Elle s’enfonça et coulissa sur le côté. Il s’engouffra sans réfléchir, elle se referma immédiatement sur lui. Un enfant passa sans remarquer la rainure.

Dans l’épaisseur du tunnel, une coulisse étroite circulait, encombrée de câbles et de tuyaux sur sa partie intérieure. Un petit haut-parleur grésilla un chiffre : « 129 ». Les yeux de Jukin s’habituaient à la relative obscurité. Il avait l’impression d’être dans un sous-marin. « 130 ». Devant lui, les fils se perdaient dans le noir. Derrière lui, une légère lueur bleue semblait clignoter au loin. Il rebroussa donc chemin. « 131 ». Avec précaution il évitait de s’emmêler dans les câbles qui traînaient un peu au sol à sa droite.
Il progressa assez vite pour atteindre les clignotements et se mit à 4 pattes. Il s’agissait d’une salle de contrôle où deux hommes en uniforme de la ville surveillaient des écrans à chiffres, des jauges et des moniteurs vidéo. Jukin se glissa au plus près sans être repéré et les écouta :
« 134 »
_Aucune surchauffe dans le réacteur à infini, assura le grand maigre sous son casque de chantier.

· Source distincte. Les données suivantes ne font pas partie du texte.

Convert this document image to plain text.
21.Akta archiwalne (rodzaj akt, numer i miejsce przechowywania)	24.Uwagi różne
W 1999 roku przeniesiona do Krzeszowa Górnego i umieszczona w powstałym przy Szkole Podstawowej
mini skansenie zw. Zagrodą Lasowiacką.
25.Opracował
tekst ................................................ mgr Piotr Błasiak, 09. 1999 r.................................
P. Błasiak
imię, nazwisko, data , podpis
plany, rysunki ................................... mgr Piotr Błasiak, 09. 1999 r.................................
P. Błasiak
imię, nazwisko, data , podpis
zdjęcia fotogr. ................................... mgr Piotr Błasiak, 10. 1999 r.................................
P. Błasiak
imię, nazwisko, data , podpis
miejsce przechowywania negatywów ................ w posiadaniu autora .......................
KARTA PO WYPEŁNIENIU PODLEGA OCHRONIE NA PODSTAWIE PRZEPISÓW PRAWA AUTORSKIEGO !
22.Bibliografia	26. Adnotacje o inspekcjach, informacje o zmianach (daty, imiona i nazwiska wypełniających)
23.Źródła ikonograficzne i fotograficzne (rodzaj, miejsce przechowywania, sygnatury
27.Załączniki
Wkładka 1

_Bon, très bien, valida avec assurance le petit, vieux et gras en se levant. Surveille attentivement le niveau de pression dans le compresseur à particules. Il est temps que je rejoigne la réunion pour les dernières instructions.
Le plus jeune acquiesça et ouvrit la bouche pour s’exprimer sans que rien ne sorte.
« 135 ».
Son chef le regarda sévèrement avant de lâcher :
_Oui ?
« 136 ».
Le maigre luttait intérieurement. Il voulait savoir mais se demandait s’il pouvait se permettre de le faire. « 137 ». La voix impersonnelle et granuleuse du haut parleur le fit sursauter. La question sortit toute seule :
_Que deviennent ils ?
Le visage du gros chef se plissa pour former un sourire sardonique. Il avait parié avec lui-même combien de temps cette jeune recrue résisterait à la tentation. Il avait gagné plus rapidement qu’il n’espérait. A tel point que ce maigre collègue méritait, selon lui, sa place dans le tunnel avec les autres. Cependant, il ne put lui-même résister à la tentation de lui montrer qu’il faisait partie de ceux qui savent.

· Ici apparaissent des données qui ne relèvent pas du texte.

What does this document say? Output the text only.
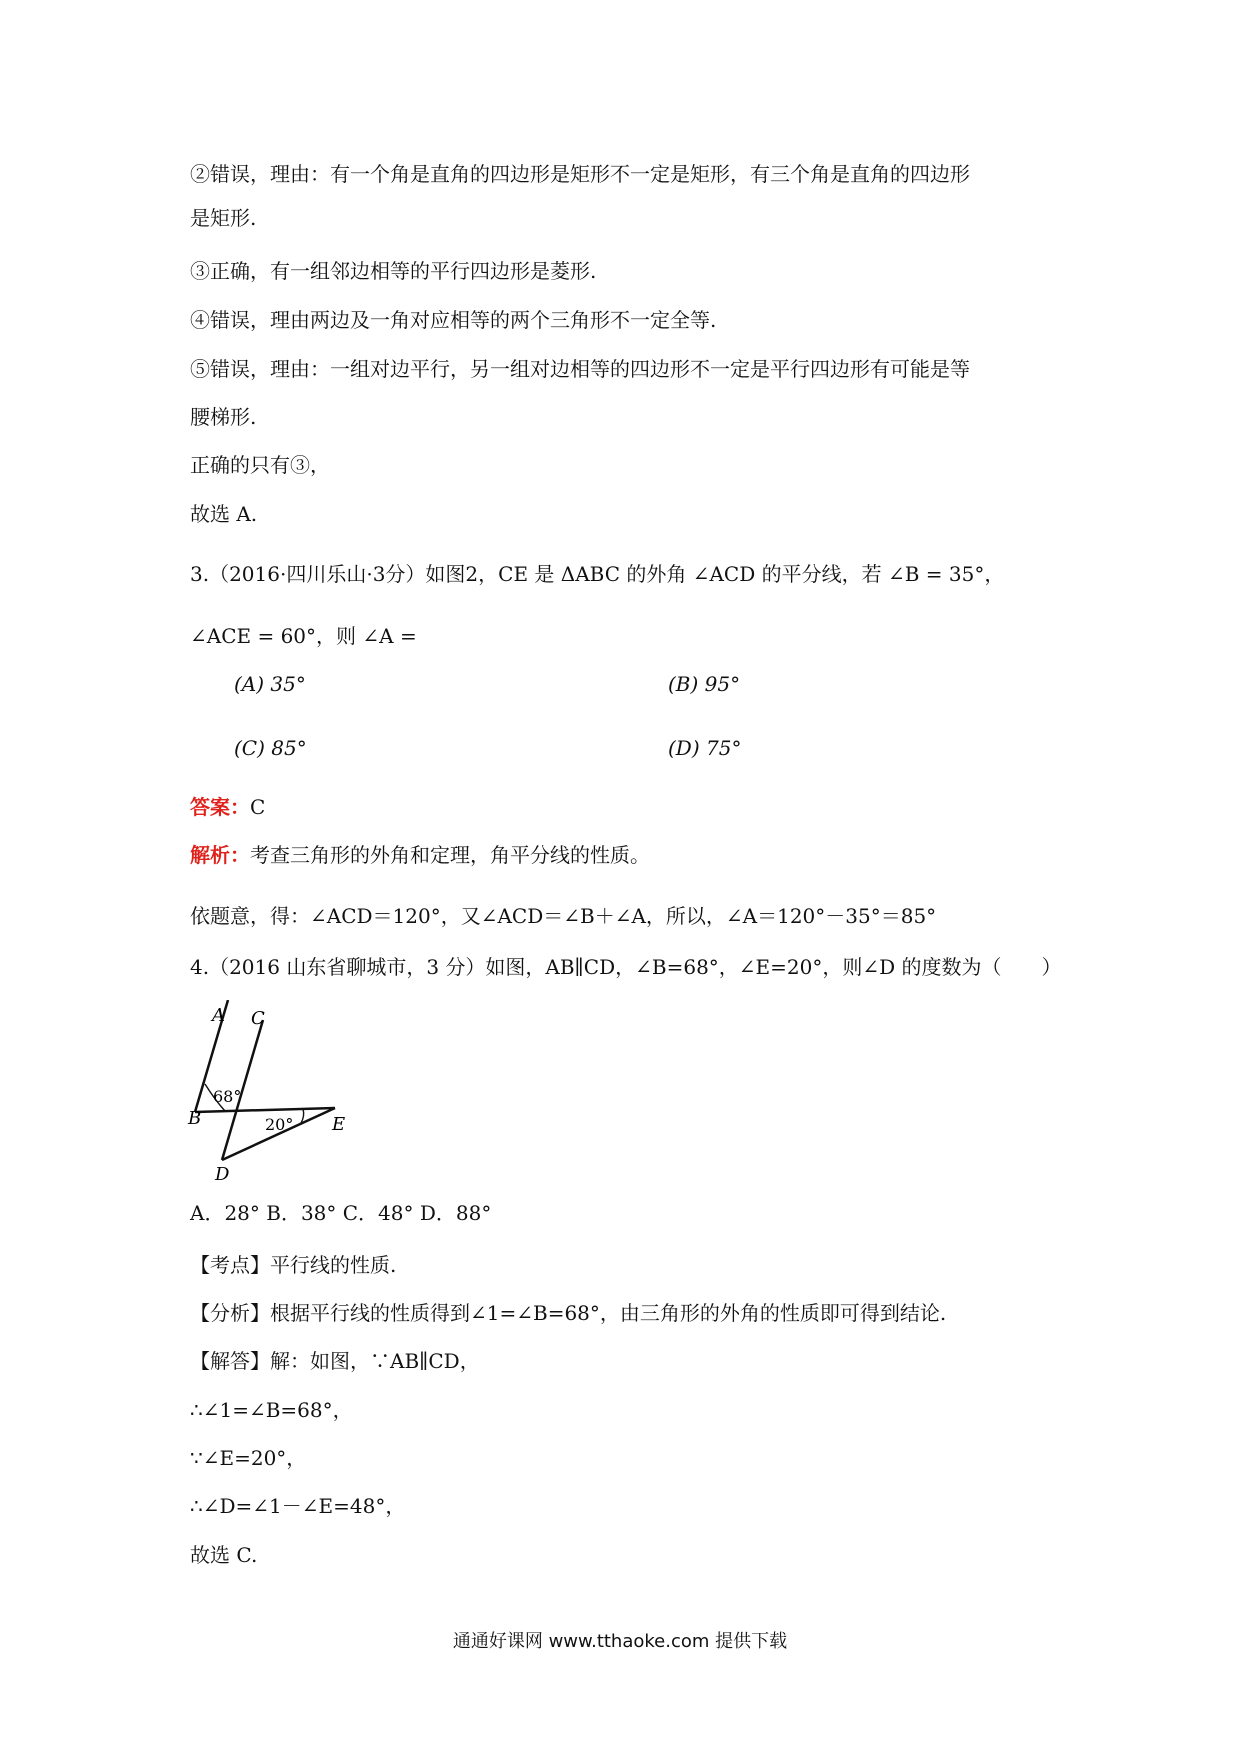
②错误，理由：有一个角是直角的四边形是矩形不一定是矩形，有三个角是直角的四边形
是矩形.
③正确，有一组邻边相等的平行四边形是菱形.
④错误，理由两边及一角对应相等的两个三角形不一定全等.
⑤错误，理由：一组对边平行，另一组对边相等的四边形不一定是平行四边形有可能是等
腰梯形.
正确的只有③，
故选 A.
3.（2016·四川乐山·3分）如图2，CE 是 ΔABC 的外角 ∠ACD 的平分线，若 ∠B = 35°，
∠ACE = 60°，则 ∠A =
(A) 35°	(B) 95°
(C) 85°	(D) 75°
答案：C
解析：考查三角形的外角和定理，角平分线的性质。
依题意，得：∠ACD＝120°，又∠ACD＝∠B＋∠A，所以，∠A＝120°－35°＝85°
4.（2016 山东省聊城市，3 分）如图，AB∥CD，∠B=68°，∠E=20°，则∠D 的度数为（　　）
A C
B	E
D
68°
20°
A．28° B．38° C．48° D．88°
【考点】平行线的性质.
【分析】根据平行线的性质得到∠1=∠B=68°，由三角形的外角的性质即可得到结论.
【解答】解：如图，∵AB∥CD，
∴∠1=∠B=68°，
∵∠E=20°，
∴∠D=∠1－∠E=48°，
故选 C.
通通好课网 www.tthaoke.com 提供下载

_Tant que le générateur sera alimenté, ils existeront. Quand on le coupera, la majeure partie s’écroulera, inerte. Le reste finira son existence de manière totalement végétative. Néanmoins il existe toujours la possibilité qu’un être en réchappe, ce qui constitue une exception et un maximum.
Le maigre en eut le sang glacé. Il savait que sans cette affectation de contrôleur, sa curiosité maladive l’aurait conduit tout droit vers l’infini tunnel. Il retourna à ses écrans, le regard vide, après que son chef ne quitta la petite pièce toujours clignotante de bleu.

Jukin était toujours en apnée, de peur d’être repéré. En quittant le tunnel à infini, il était entré malgré lui de plein fouet dans la catégorie ‘fugitif’. Après ‘sourd’ et immédiatement ‘muet’, il estimait que c’était le changement de catégorie de trop pour une seule et même journée. Cependant ‘Le fugitif sourd muet’ constituait un titre de roman policier intéressant pensa-t-il. Ou mieux, ‘Le signeur fugitif’. Il stoppa là ses digressions mal venues quand il découvrit le regard apeuré du jeune contrôleur posé sur lui. Ce dernier comprit qu’il se retrouvait dans la situation redoutée où il devait intervenir. Qu’il était justement là pour cela, ce qui le paralysait.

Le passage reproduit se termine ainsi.